[Pgpool-hackers] Major problem in find_primary_node()

Wed Jan 19 18:43:16 UTC 2011

Hi,

I've found something critical into the way that find_primary_node()
detect if a node is a standby host and by deduction the primary node in
streaming replication mode.

When it call "SELECT pg_is_in_recovery() AND pgpool_walrecrunning()" it
always return false if pg_is_in_recovery = 'true' and
pgpool_walrecrunning = 'false'. That mean that the host can be promoted
as master, the situation will going worse if a failover occurs and
PgPool takes this fake host as the master.

This is not a problem that can occurs easily but let check the following:

- Master has failover to node 1.
- Node 0 is reconstructed but the primary_conninfo host in recovery.conf
is wrong/broken for some reason.

At this stage, both nodes are running with PgPool status 2 and currently
the only problem is that node 0 is not replicated from the master node.

Then if a failover from node 1 occurs, PgPool will try to find a new
master by querying "SELECT pg_is_in_recovery() AND
pgpool_walrecrunning()" to all nodes, but as node 0 will return false
because the wal receiver is not running, PgPool will take it as the new
master, and very bad annoying things will happen from this point.

What I suggest is to try to find the master by finding a node that is
not in recovery mode and where wal receiver is not running.
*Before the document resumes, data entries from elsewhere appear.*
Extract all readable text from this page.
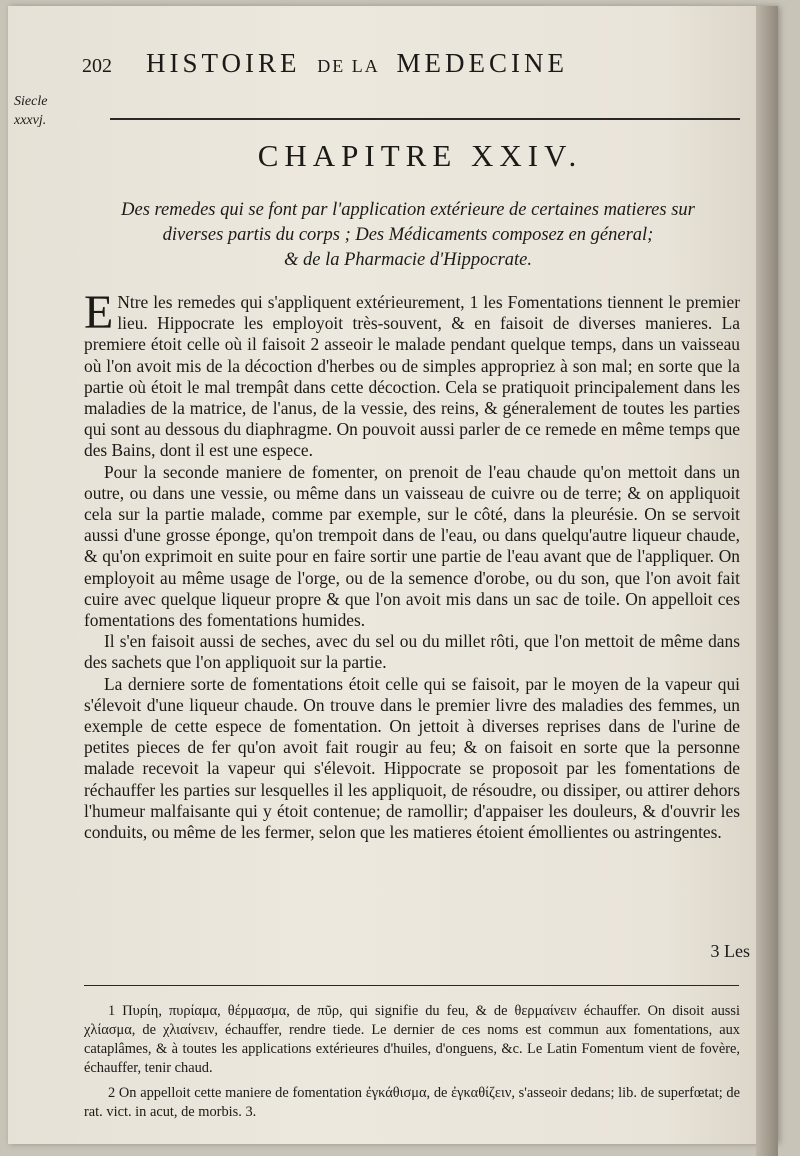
Siecle
xxxvj.
202	HISTOIRE DE LA MEDECINE
CHAPITRE XXIV.
Des remedes qui se font par l'application extérieure de certaines matieres sur
diverses partis du corps ; Des Médicaments composez en géneral;
& de la Pharmacie d'Hippocrate.

E Ntre les remedes qui s'appliquent extérieurement, 1 les Fomentations tiennent le premier lieu. Hippocrate les employoit très-souvent, & en faisoit de diverses manieres. La premiere étoit celle où il faisoit 2 asseoir le malade pendant quelque temps, dans un vaisseau où l'on avoit mis de la décoction d'herbes ou de simples appropriez à son mal; en sorte que la partie où étoit le mal trempât dans cette décoction. Cela se pratiquoit principalement dans les maladies de la matrice, de l'anus, de la vessie, des reins, & géneralement de toutes les parties qui sont au dessous du diaphragme. On pouvoit aussi parler de ce remede en même temps que des Bains, dont il est une espece.

Pour la seconde maniere de fomenter, on prenoit de l'eau chaude qu'on mettoit dans un outre, ou dans une vessie, ou même dans un vaisseau de cuivre ou de terre; & on appliquoit cela sur la partie malade, comme par exemple, sur le côté, dans la pleurésie. On se servoit aussi d'une grosse éponge, qu'on trempoit dans de l'eau, ou dans quelqu'autre liqueur chaude, & qu'on exprimoit en suite pour en faire sortir une partie de l'eau avant que de l'appliquer. On employoit au même usage de l'orge, ou de la semence d'orobe, ou du son, que l'on avoit fait cuire avec quelque liqueur propre & que l'on avoit mis dans un sac de toile. On appelloit ces fomentations des fomentations humides.

Il s'en faisoit aussi de seches, avec du sel ou du millet rôti, que l'on mettoit de même dans des sachets que l'on appliquoit sur la partie.

La derniere sorte de fomentations étoit celle qui se faisoit, par le moyen de la vapeur qui s'élevoit d'une liqueur chaude. On trouve dans le premier livre des maladies des femmes, un exemple de cette espece de fomentation. On jettoit à diverses reprises dans de l'urine de petites pieces de fer qu'on avoit fait rougir au feu; & on faisoit en sorte que la personne malade recevoit la vapeur qui s'élevoit. Hippocrate se proposoit par les fomentations de réchauffer les parties sur lesquelles il les appliquoit, de résoudre, ou dissiper, ou attirer dehors l'humeur malfaisante qui y étoit contenue; de ramollir; d'appaiser les douleurs, & d'ouvrir les conduits, ou même de les fermer, selon que les matieres étoient émollientes ou astringentes.

3 Les

1 Πυρίη, πυρίαμα, θέρμασμα, de πῦρ, qui signifie du feu, & de θερμαίνειν échauffer. On disoit aussi χλίασμα, de χλιαίνειν, échauffer, rendre tiede. Le dernier de ces noms est commun aux fomentations, aux cataplâmes, & à toutes les applications extérieures d'huiles, d'onguens, &c. Le Latin Fomentum vient de fovère, échauffer, tenir chaud.

2 On appelloit cette maniere de fomentation ἐγκάθισμα, de ἐγκαθίζειν, s'asseoir dedans; lib. de superfœtat; de rat. vict. in acut, de morbis. 3.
This will
allow a simple fix by changing the SQL query :

SELECT  pg_is_in_recovery() = 'f' AND pgpool_walrecrunning() = 'f';
  or
SELECT not pg_is_in_recovery() AND not pgpool_walrecrunning();

What's your opinion, if every one is ok with that fix I already have a
patch for that.

Regards,

-- 
Gilles Darold
http://dalibo.com - http://dalibo.org